Dornberger's team changed all this. Their first move was to put the rocket motor at the front of the assembly and place the explosive-packed "warhead" behind it. The rocket blast exhausted just behind the mid point of the assembly, in front of the centre of gravity, so that the rocket was now pulling the payload instead of pushing it. 

Instead of a simple jet pipe, the rocket blast was released through a ring of 26 venturi tubes surrounding the rocket body which were canted at an angle of 14° to the axis of the motor so that their thrust not only propelled the rocket but also had sufficient angular velocity to generate a rapid rate of spin. The result was one of the most accurate small rockets yet created. The next task was to ally it to a suitable launching device and so turn it into a practical weapon.

The 1,195-pound launcher was relatively simple - a cluster of six tubes mounted on the light, two-wheeled split-trail carriage which had originally been designed for the infantry's 37-millimeter Pak 36 anti-tank gun. It fired six 76-pound 150-millimeter rockets each carrying 5.62 pounds of high explosive to a maximum range of 7,545 yards. 

The launcher could be quickly reloaded in 90 seconds so as to be able to fire three six-rocket volleys every five minutes, with each tube firing separately to avoid overturning the carriage. With the launcher loaded the four-man crew took cover 10-15 yards away so as to be clear of the blast and discharged the rockets electronically through a magneto linked to igniters on the firing tubes. 

The rockets could be fired either singly or, more commonly, in an automatic volley at two second intervals so that the flight of one rocket did not disturb the launch of the next. The accuracy, whilst not as good as that of a conventional gun, was certainly better than any previous rocket had achieved and better than most mortars could manage.

Between 1941 and 1945, 345 examples of 15 cm Nebelwerfer 41 were built.



The 15 cm Nebelwerfer 41 launcher, as employed by the first three mortar (Werfer) regiments (51st, 52nd and 53rd) was highly successful on the eastern front and the Germans managed to keep it a secret for a surprisingly long time. Soviet soldiers frequently reported a strange new weapon whose shells made a peculiar shrieking noise as they passed overhead. 

Eventually, at the capture of Velikiye-Luki, Russia in January 1943, the Red Army captured some Nebelwerfer launchers together with some ammunition and the secret was out. Since the Soviets were already using rockets of their own, the discovery that the German mystery weapon was, after all, just another rocket, went a long way towards dispelling some of the more fanciful rumours circulating among the troops.

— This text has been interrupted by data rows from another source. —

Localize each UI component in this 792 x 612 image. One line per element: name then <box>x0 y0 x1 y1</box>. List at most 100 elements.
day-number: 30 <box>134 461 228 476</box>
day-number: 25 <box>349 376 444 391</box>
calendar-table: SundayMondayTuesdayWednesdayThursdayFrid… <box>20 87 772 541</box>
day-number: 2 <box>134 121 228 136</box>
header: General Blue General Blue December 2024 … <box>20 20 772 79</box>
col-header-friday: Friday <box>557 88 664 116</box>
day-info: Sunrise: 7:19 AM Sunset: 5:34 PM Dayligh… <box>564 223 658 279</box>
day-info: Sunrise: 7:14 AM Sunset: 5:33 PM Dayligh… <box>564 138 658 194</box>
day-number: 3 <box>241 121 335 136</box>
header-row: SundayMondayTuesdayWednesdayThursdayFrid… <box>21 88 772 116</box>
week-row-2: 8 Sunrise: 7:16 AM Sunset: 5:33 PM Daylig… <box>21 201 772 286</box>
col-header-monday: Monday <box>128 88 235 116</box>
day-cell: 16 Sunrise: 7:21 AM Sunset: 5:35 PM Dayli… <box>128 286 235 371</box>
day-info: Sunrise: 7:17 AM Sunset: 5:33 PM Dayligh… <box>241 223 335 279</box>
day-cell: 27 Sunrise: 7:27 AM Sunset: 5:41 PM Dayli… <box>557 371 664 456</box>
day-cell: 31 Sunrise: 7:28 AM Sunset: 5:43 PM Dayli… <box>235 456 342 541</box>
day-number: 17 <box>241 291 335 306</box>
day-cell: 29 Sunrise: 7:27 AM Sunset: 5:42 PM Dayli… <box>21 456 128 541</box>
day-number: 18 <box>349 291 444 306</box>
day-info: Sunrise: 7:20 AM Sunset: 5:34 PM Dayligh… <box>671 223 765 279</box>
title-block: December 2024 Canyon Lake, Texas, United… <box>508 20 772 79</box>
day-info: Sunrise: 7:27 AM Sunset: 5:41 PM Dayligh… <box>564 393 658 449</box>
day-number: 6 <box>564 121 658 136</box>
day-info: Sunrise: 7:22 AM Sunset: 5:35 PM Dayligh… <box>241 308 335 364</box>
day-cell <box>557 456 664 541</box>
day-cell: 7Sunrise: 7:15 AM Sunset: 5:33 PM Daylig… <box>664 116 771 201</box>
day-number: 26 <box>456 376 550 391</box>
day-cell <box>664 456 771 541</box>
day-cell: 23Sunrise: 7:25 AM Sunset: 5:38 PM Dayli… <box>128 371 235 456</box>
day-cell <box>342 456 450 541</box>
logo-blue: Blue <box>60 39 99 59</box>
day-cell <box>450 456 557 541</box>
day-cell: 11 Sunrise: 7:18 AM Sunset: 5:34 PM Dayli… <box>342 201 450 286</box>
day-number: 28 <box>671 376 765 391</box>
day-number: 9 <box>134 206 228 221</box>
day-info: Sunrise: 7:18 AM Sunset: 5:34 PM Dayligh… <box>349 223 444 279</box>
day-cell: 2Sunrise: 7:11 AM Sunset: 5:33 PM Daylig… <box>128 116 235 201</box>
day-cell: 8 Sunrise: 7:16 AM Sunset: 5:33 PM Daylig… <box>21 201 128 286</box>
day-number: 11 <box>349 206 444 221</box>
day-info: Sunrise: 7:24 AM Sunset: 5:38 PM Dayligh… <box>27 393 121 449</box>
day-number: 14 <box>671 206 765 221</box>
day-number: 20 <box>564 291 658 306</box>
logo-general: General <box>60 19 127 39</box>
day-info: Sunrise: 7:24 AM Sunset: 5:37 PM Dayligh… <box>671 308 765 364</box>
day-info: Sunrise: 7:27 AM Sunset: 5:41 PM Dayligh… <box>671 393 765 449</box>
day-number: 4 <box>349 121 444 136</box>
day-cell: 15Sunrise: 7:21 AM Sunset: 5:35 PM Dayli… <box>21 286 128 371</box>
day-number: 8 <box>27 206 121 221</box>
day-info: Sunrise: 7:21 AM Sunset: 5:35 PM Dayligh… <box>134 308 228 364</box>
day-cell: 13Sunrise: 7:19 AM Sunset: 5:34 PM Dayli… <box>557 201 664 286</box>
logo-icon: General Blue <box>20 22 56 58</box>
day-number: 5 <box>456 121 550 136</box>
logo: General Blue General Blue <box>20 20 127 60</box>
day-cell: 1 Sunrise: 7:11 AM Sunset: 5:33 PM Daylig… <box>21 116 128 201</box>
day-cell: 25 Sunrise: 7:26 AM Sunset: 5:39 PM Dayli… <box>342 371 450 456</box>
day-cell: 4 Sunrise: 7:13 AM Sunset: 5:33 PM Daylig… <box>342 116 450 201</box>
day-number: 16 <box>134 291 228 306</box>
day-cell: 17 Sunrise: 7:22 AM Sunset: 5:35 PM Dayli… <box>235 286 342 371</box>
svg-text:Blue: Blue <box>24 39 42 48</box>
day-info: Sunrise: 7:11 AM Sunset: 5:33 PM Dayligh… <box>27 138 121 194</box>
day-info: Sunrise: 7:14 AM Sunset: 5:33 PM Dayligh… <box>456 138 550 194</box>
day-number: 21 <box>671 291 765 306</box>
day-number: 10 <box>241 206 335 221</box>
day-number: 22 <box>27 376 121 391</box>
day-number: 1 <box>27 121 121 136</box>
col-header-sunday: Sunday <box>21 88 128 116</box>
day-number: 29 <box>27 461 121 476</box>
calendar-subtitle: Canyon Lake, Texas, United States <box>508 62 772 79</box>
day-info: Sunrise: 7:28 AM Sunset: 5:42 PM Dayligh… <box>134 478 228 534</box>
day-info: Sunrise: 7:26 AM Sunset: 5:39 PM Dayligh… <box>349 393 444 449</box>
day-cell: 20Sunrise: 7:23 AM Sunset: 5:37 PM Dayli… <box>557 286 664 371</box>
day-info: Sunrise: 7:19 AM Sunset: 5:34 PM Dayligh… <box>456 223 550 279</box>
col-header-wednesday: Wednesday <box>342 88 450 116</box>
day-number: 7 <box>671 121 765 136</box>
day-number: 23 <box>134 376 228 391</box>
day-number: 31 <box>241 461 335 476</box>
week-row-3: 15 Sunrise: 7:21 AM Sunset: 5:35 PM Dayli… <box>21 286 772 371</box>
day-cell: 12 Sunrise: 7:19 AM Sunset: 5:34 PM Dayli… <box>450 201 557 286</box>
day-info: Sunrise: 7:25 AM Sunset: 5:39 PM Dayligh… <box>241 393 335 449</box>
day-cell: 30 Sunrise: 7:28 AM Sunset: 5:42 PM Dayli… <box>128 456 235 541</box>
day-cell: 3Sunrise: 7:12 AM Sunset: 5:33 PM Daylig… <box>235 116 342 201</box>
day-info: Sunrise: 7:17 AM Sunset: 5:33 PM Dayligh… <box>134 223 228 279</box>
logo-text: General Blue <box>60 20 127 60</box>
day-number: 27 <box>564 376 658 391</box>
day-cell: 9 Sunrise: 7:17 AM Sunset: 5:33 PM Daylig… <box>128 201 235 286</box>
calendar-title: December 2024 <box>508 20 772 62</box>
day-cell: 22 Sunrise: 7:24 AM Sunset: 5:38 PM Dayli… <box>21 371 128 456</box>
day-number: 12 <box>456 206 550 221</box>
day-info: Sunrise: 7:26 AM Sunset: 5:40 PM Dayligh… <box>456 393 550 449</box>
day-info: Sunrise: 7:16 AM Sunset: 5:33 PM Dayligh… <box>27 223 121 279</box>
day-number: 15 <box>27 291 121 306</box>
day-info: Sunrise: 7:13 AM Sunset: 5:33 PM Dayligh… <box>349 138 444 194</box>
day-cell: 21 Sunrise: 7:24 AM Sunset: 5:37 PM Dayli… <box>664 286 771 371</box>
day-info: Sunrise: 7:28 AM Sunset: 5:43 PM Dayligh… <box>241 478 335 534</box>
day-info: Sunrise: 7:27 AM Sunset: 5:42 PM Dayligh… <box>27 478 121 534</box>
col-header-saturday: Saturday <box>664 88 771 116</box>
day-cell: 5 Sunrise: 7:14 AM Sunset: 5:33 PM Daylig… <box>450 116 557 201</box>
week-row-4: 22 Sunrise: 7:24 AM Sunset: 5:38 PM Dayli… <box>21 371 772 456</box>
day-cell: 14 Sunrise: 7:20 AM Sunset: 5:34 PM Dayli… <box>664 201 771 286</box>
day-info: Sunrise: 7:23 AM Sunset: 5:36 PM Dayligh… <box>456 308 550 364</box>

On 6th of March 1943, the 71st Werfer Regiment supported Field Marshal Erwin Rommel's disastrous tank attack on the Eighth Army at Medenine in Tunisia. Personally brought forwards by Oberstleutnant Count von Stauffenberg (who would at a later date be responsible for the notorious bomb plot Against Hitler), the regiment's three batteries were rapidly knocked out by British fighter-bombers. 


Concealment of Nebelwerfer launchers was the principle drawback. Although only one-third the weight of a conventional field artillery piece, the Nebelwerfer launcher kicked up so much dust during firing that frequent changes of camouflaged positions was needed to avoid retaliatory fire. Shortly after this the British Army captured their first Nebelwerfer launcher. During the Tunisian campaign it did not make the same impression as it had in Russia.

 A British report in May 1943 said: "Reports of this weapon in battle speak of it as noisy but having only limited fragmentation and blast effect, and state that no effects have been felt by a man standing 60 yards from the burst."